Les Angolais ont voté mercredi pour choisir un successeur au président José Eduardo dos Santos, qui a décidé de quitter le pouvoir au terme d’un règne autoritaire de trente-huit ans à la tête de son pays, en pleine crise économique.
Le Mouvement populaire pour la libération de l’Angola (MPLA), au pouvoir depuis 1975, doit sauf coup de théâtre retrouver sa majorité absolue au Parlement et installer son candidat et dauphin désigné, l’ex-ministre de la Défense Joao Lourenço, dans le siège laissé vacant par le « camarade numéro 1 ».
Les bureaux de vote ont lentement commencé à fermer après 17h00 GMT, au terme d’une journée de scrutin où, selon les constatations des journalistes de l’AFP présents à Luanda, ils n’ont pas fait le plein des 9,3 millions d’électeurs inscrits.
Le dépouillement a immédiatement débuté et devrait livrer ses premiers résultats d’ici vendredi.
A la mi-journée, la Commission nationale électorale (CNE) n’y avait relevé aucun incident notable.
« J’ai voté pour ceux qui vont résoudre les problèmes du pays, j’ai voté pour le numéro 4 », le MPLA, a indiqué Rui Francisco Joao, un forgeron de 33 ans qui a fait son devoir électoral dans une école de Bairo Popular, un quartier défavorisé de la capitale Luanda.
« Notre parti a commis quelques erreurs, mais nous allons changer », a-t-il ajouté.
« J’ai voté pour l’opposition parce que notre pays ne peut pas continuer dans la même direction, il faut que ça change », a estimé pour sa part Helder Domingos, 29 ans, un chômeur du même quartier. « Pour nous les jeunes, la situation est critique, il n’y a pas d’emplois ».
‘Besoin de changement’
Malgré une décennie de forte croissance depuis la fin de la guerre civile en 2002, l’Angola reste un des pays les plus pauvres de la planète.

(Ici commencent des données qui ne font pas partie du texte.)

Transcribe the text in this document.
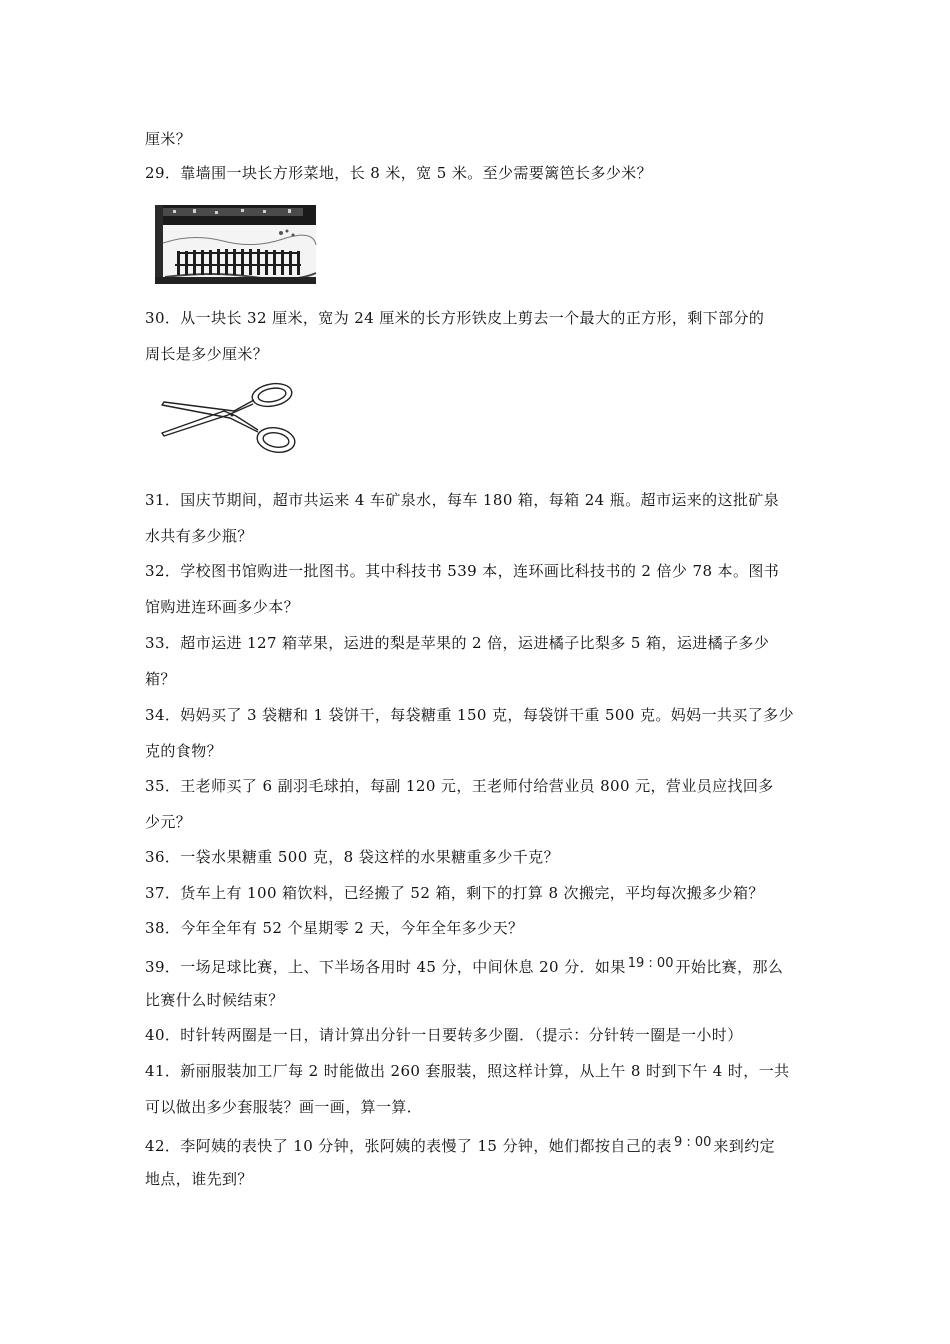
厘米？
29．靠墙围一块长方形菜地，长 8 米，宽 5 米。至少需要篱笆长多少米？
30．从一块长 32 厘米，宽为 24 厘米的长方形铁皮上剪去一个最大的正方形，剩下部分的
周长是多少厘米？
31．国庆节期间，超市共运来 4 车矿泉水，每车 180 箱，每箱 24 瓶。超市运来的这批矿泉
水共有多少瓶？
32．学校图书馆购进一批图书。其中科技书 539 本，连环画比科技书的 2 倍少 78 本。图书
馆购进连环画多少本？
33．超市运进 127 箱苹果，运进的梨是苹果的 2 倍，运进橘子比梨多 5 箱，运进橘子多少
箱？
34．妈妈买了 3 袋糖和 1 袋饼干，每袋糖重 150 克，每袋饼干重 500 克。妈妈一共买了多少
克的食物？
35．王老师买了 6 副羽毛球拍，每副 120 元，王老师付给营业员 800 元，营业员应找回多
少元？
36．一袋水果糖重 500 克，8 袋这样的水果糖重多少千克？
37．货车上有 100 箱饮料，已经搬了 52 箱，剩下的打算 8 次搬完，平均每次搬多少箱？
38．今年全年有 52 个星期零 2 天，今年全年多少天？
39．一场足球比赛，上、下半场各用时 45 分，中间休息 20 分．如果 19 : 00 开始比赛，那么
比赛什么时候结束？
40．时针转两圈是一日，请计算出分针一日要转多少圈．（提示：分针转一圈是一小时）
41．新丽服装加工厂每 2 时能做出 260 套服装，照这样计算，从上午 8 时到下午 4 时，一共
可以做出多少套服装？画一画，算一算．
42．李阿姨的表快了 10 分钟，张阿姨的表慢了 15 分钟，她们都按自己的表 9 : 00 来到约定
地点，谁先到？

Il y a trois ans, la chute brutale des cours du pétrole, sa principale source de revenus, a précipité le pays dans la tourmente. Sa dette s’est creusée, sa monnaie a dégringolé, l’inflation et le chômage ont explosé.
Tout au long de leur campagne, les adversaires du régime ont insisté sur le ras-le-bol de plus en plus manifeste d’une bonne partie des 28 millions d’Angolais et plaidé pour l’alternance.
« Nous avons besoin de changement », a lancé Isaias Samakuva, le patron de l’Union nationale pour l’indépendance totale de l’Angola (Unita), en votant à Luanda. « Aujourd’hui est une date importante ».
« Ça n’a pas de sens, quarante-deux ans après l’indépendance, de voir un pays très riche dont les enfants n’arrivent toujours pas à mener une vie heureuse », a insisté de son côté en sortant de l’isoloir le chef de la Casa-CE, Abel Chivukuvuku.
Ses adversaires reprochent à M. Dos Santos d’avoir mis en coupe réglée des pans entiers de l’économie du pays, confiés à sa famille ou des proches.
Sa milliardaire de fille Isabel, considérée comme la femme la plus riche d’Afrique, est devenue le symbole de cette « privatisation de l’Etat », selon le mot du journaliste d’opposition Rafael Marques de Morais. Son père en a fait l’an dernier le PDG de la compagnie pétrolière nationale, la Sonangol.
Promesse de ‘miracle’
Très matinal mercredi, le président sortant, bientôt 75 ans, a déposé son bulletin dans l’urne dans une école du centre de la capitale, sans faire de déclaration.
Son très probable successeur l’a imité une heure après dans un autre bureau de vote de Luanda, confiant. « Je suis serein. Je vais rester calmement chez moi en attendant que mes collègues du parti m’informent des résultats », a déclaré M. Lourenço.
Apparatchik du MPLA sans grand charisme, ce général à la retraite de 64 ans a fait campagne en promettant de « corriger ce qui va mal ».
Conscient du mécontentement ambiant, le MPLA a inondé ces derniers mois le pays de toute sa puissance financière de parti-Etat et multiplié les inaugurations de grands travaux, ponts ou de barrage.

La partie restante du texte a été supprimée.